Samson continua rimarcando come la reazione del governo alla protesta, inizialmente pacifica, sia diventata sempre più repressiva. E come l’uso dei gas lacrimogeni e dei proiettili sia solo la parte più visibile di questa repressione. Samson: «Quelli che fanno casino nelle manifestazioni non sono parte della Gen z. O sono i soliti violenti che vengono solo per fare confusione e sfogare la rabbia. O è politica. In entrambi i casi non siamo noi». E precisa: «Il governo approfitta della frustrazione delle persone. Arruola i giovani vulnerabili degli slum per prendere parte alle manifestazioni e fare casino.

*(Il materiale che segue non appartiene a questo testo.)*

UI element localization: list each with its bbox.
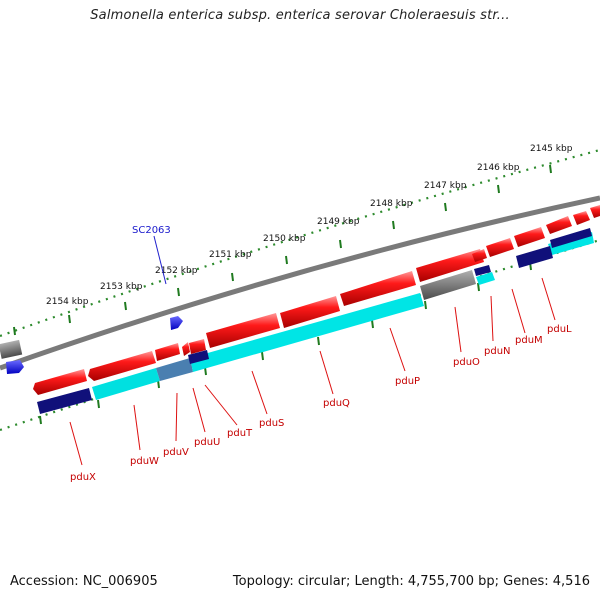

Gli fornisce mazze e tutto l’occorrente. Promette soldi».
Che questa protesta sia nuova, rimarchevole e tutt’altro che acefala è evidente. L’essere partita dal centro, piuttosto che dagli slum ne è un segnale. In Kenya, qualcosa di nuovo sta iniziando e il sistema comincia a scricchiolare. Ed è proprio qui il punto.
«A chi mi chiede come stiamo in Kenya e se sono preoccupato, rispondo (e mi domando)… ma come state voi, noi, in Italia, in Svizzera? Dove la cultura di popolo e di solidarietà è quasi scomparsa, dove l’individualismo trionfa, dove i diritti degli ultimi non sono più una priorità, dove fra i giovani regna ormai una calma piatta. Guardiamo questi giovani keniani. Potrebbero essere d’ispirazione anche per tutti noi», dice Simone Ceciliani.